Brazilian artist Henrique Oliveira

     

    A complex network of organic material invades the architecture at the Palais de Tokyo in Paris in Brazilian artist Henrique Oliveiras Baitogogo. The installation is matrix of sculptural vegetation – unraveling, twisting, and plunging from existing pillars and beams. The massive from is both a hybrid of mediums and disciplines as well as a dimensional synthesis of site-specific structural elements. Oliveira, known for his architectural integrations, manipulates the spaces by both extending and multiplying the columns, encasing the viewer in a dizzying circuit of knotted, root-like material. In a communication of urban design, plant life, and biology, the artist generates an immense audience reaction to the unexpected fusion of sculpture and space

    Oliveiras structural components are recycled from the Brazilian urban landscape, consisting mainly of Tapume Wood Sticks.

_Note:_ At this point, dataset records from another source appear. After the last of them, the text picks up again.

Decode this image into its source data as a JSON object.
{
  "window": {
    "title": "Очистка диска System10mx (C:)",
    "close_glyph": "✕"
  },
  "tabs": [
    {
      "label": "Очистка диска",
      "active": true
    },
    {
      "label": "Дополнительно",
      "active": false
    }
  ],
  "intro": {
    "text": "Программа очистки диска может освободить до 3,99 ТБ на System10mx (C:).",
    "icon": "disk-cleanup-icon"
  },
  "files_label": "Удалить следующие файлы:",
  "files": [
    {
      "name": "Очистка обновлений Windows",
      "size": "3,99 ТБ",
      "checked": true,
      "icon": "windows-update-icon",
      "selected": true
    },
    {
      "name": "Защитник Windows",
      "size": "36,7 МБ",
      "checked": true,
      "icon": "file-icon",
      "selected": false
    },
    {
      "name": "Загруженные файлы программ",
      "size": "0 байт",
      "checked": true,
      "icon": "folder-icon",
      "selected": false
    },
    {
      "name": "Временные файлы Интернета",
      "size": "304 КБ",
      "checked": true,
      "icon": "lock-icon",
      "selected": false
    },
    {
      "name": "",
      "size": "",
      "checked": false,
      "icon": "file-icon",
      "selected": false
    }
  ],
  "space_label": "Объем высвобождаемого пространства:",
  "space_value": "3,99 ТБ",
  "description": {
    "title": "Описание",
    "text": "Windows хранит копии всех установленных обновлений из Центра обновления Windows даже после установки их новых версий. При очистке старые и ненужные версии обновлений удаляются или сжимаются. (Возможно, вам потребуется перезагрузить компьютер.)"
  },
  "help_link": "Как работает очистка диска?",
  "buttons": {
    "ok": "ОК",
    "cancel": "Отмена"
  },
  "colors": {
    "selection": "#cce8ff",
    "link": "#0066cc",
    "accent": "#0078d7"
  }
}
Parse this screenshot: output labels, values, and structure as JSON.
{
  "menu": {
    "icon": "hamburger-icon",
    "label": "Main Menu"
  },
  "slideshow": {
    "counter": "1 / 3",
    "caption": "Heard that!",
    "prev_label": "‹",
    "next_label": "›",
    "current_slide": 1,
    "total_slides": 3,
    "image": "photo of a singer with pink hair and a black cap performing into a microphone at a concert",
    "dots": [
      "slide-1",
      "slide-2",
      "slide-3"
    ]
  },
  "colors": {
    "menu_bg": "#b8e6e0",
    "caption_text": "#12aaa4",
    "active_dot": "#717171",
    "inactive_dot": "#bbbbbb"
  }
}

The common construction material is typical to Sao Paolo streets, used to build fences or to isolate development sites from public access. Using reclaimed wood native to his home as a medium, he references his Brazilian culture and identity and reveals the physical and societal decay of much of the citys urban fabric. Oliveira draws influence from medical texts, biology and the study of physical pathologies such as tumors-evident in the complexity of his web-like structures, which liken themselves to the inter-connectivity of a human neural network.